I read a post this weekend on the American Rivers blog about some big strides that the city of Atlanta is taking to make their stormwater infrastructure greener and thereby easing the effects of urban runoff on the rivers and streams that receive their stormwater.  Atlanta recently updated their stormwater ordinances to encourage implementing green infrastructure, recognizing that,

“The use of green infrastructure and runoff reduction practices improves water quality in our streams and reduces the magnitude and frequency of flooding and combined sewer overflow events through the infiltration, evapotranspiration, and reuse of stormwater runoff…”

The City of Philadelphia has been proactive with its stormwater management for a number of years.  The Philadelphia Water Department is in charge of managing the stormwater runoff and has a system in place to charge property owners based on the volume of stormwater they discharge to the city’s storm sewer system.  Philadelphia is approaching the runoff problem the right way by getting property owners to pay for their stormwater runoff in proportion to the volume they discharge.  Therefore, a 30-year old big-box store surrounded by a sea of asphalt does not get away with discharging their stormwater, untreated, to the city stormwater system.  They pay.  So they have an incentive to treat as much of their stormwater on-site as they can.

Little Lehigh Creek. Sedimentation and elevated temperatures are the most significant stressors in this segment of this spring-fed stream (photo by the author).
Ironically, many U.S. cities understand the big picture of stormwater management better than some medium-sized municipalities that still have delusions of being a semi-rural bedroom communities as opposed to the suburban wastelands they are allowing  themselves to become. With increasing suburbanization and urbanization, the stormwater runoff problems become more acute.  EPA regulations governing Municipal Separate Storm Sewer Systems (abbreviated as MS4) are requiring municipalities to take responsibility for the stormwater that their storm sewer systems discharge into surface water bodies.  And here in Pennsylvania, our Department of Environmental Protection’s newer stormwater regulations are requiring new construction projects to manage their stormwater on site using either old-fashioned, ugly retention basins or, preferably, naturalized stormwaterbasins, pervious pavement, or other green infrastructure.
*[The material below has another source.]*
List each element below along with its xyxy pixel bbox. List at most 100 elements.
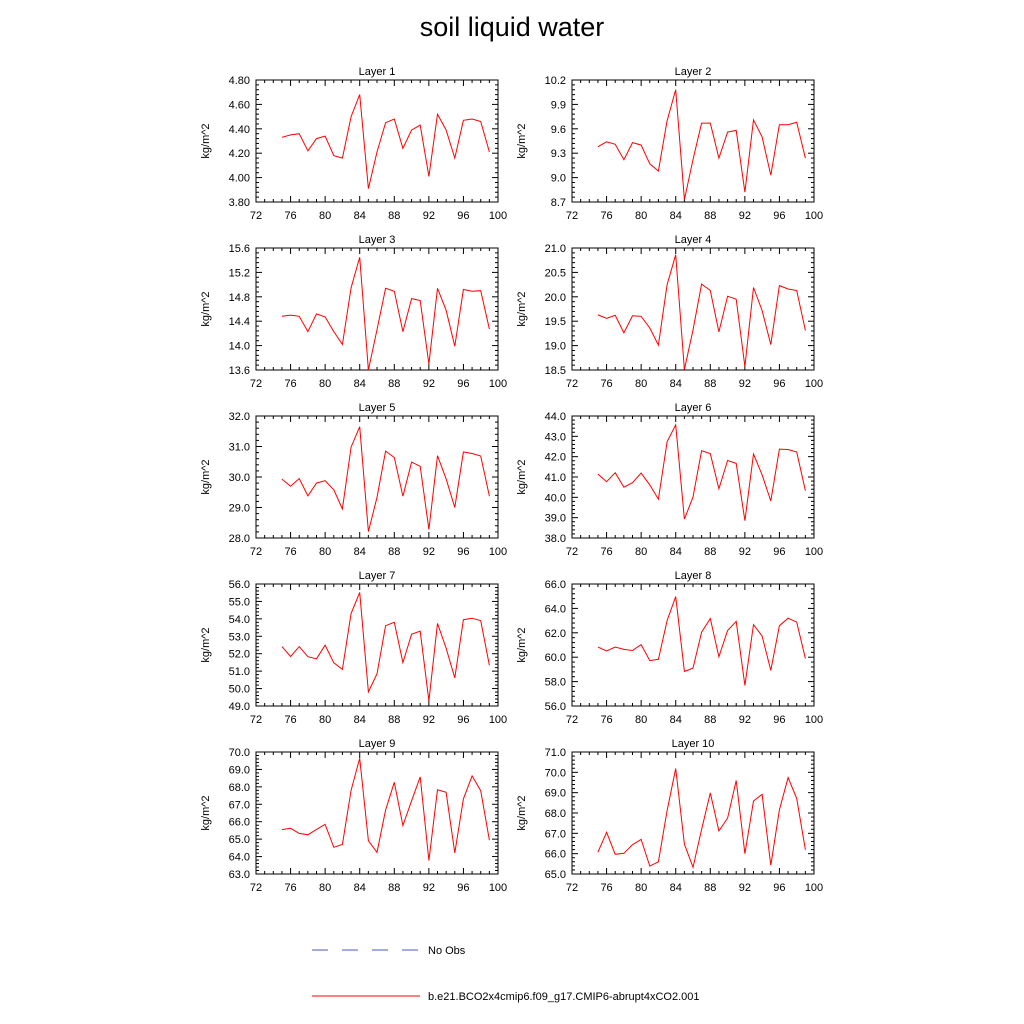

photo credit: LowerMacungiePatch.com
In my township, however, we still have voluminous problems with the stormwater runoff from all of the recklessly approved new construction from the early 1990s up through the middle of the last decade.  We have serious, recurring flooding problems because of the stormwater runoff entering the stream that runs the length of our township – stormwater coming from a Walmart shopping center with inadequate on-site stormwater management facilities, and stormwater coming from hundreds upon hundreds of acres of warehouse facilities built in a neighboring township.
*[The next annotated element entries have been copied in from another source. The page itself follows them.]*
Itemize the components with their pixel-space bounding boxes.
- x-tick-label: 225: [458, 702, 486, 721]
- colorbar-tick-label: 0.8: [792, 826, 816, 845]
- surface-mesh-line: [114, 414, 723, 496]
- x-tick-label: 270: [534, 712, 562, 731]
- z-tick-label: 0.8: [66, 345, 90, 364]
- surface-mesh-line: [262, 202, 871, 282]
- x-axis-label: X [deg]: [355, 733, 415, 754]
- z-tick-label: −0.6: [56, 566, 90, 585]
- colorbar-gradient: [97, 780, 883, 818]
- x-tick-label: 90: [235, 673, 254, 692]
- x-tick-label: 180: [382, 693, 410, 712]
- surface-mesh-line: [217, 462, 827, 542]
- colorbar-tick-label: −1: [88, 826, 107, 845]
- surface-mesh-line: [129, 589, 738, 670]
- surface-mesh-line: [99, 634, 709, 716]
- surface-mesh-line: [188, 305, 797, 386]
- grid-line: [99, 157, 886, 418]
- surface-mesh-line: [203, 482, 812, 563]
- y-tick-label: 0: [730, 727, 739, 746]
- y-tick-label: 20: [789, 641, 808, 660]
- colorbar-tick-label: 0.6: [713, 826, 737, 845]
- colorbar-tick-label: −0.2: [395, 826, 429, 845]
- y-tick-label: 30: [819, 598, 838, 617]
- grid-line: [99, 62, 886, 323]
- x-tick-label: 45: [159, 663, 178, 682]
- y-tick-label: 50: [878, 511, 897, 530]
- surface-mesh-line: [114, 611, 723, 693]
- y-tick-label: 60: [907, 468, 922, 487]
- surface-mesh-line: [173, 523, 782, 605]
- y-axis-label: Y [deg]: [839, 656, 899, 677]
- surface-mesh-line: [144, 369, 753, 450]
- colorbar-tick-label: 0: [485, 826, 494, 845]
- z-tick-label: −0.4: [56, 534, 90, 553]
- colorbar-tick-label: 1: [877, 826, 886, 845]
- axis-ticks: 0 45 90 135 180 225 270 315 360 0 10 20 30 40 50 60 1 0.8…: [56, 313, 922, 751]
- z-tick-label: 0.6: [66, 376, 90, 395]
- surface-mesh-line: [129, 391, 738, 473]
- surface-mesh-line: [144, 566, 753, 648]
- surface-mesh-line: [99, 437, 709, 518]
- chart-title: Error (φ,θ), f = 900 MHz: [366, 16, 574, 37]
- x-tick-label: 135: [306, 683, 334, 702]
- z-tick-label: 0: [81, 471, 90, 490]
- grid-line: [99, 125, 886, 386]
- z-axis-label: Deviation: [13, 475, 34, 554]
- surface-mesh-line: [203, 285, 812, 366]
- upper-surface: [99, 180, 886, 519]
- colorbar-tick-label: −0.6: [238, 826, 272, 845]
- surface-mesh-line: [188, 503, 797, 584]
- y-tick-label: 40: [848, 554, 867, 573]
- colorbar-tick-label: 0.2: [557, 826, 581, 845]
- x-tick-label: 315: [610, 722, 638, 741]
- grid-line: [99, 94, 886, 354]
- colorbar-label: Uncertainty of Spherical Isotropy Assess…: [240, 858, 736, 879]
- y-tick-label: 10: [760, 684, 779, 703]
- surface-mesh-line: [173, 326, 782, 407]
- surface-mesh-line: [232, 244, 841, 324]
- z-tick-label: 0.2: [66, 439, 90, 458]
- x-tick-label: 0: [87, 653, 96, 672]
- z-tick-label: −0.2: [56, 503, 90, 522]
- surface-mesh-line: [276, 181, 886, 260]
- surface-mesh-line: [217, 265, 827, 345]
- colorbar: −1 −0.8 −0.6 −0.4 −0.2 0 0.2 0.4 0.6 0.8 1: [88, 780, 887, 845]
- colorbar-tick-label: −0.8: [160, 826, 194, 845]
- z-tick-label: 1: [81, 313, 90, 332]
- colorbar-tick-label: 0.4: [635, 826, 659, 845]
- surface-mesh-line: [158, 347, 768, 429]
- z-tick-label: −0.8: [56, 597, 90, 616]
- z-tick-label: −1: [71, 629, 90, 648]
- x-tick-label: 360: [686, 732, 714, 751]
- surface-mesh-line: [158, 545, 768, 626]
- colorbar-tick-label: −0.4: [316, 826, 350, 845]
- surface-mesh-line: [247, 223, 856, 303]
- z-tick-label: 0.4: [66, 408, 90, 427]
photo credit: LowerMacungiePatch.com
I’m sure my local stormwater runoff problem is also happening in many other municipalities that have experienced unchecked suburbanization in the past 20-30 years.  This problem cannot be solved by simply requiring all future development to manage its stormwater on-site. It’s time to make all property owners pay for the burden of their stormwater on the public.  Stormwater runoff should be managed by a municipal authority in the same manner that sanitary sewer services are managed.  Pennsylvania’s municipal code allows for creation of a municipal authority to manage a utility, and stormwater management is a utility that has been ignored for too long in many areas.  Unlike sanitary sewer service, which can be apportioned based on political subdivision boundaries, however, stormwater management authorities would function more practically if they are based on watershed boundaries.  All dischargers should pay their fair share to manage their runoff so that it does not exacerbate flooding or impair water quality in the receiving streams.

There should be no free lunch when it comes to discharging large volumes of stormwater that can cause localized flooding and seriously impair high-quality streams.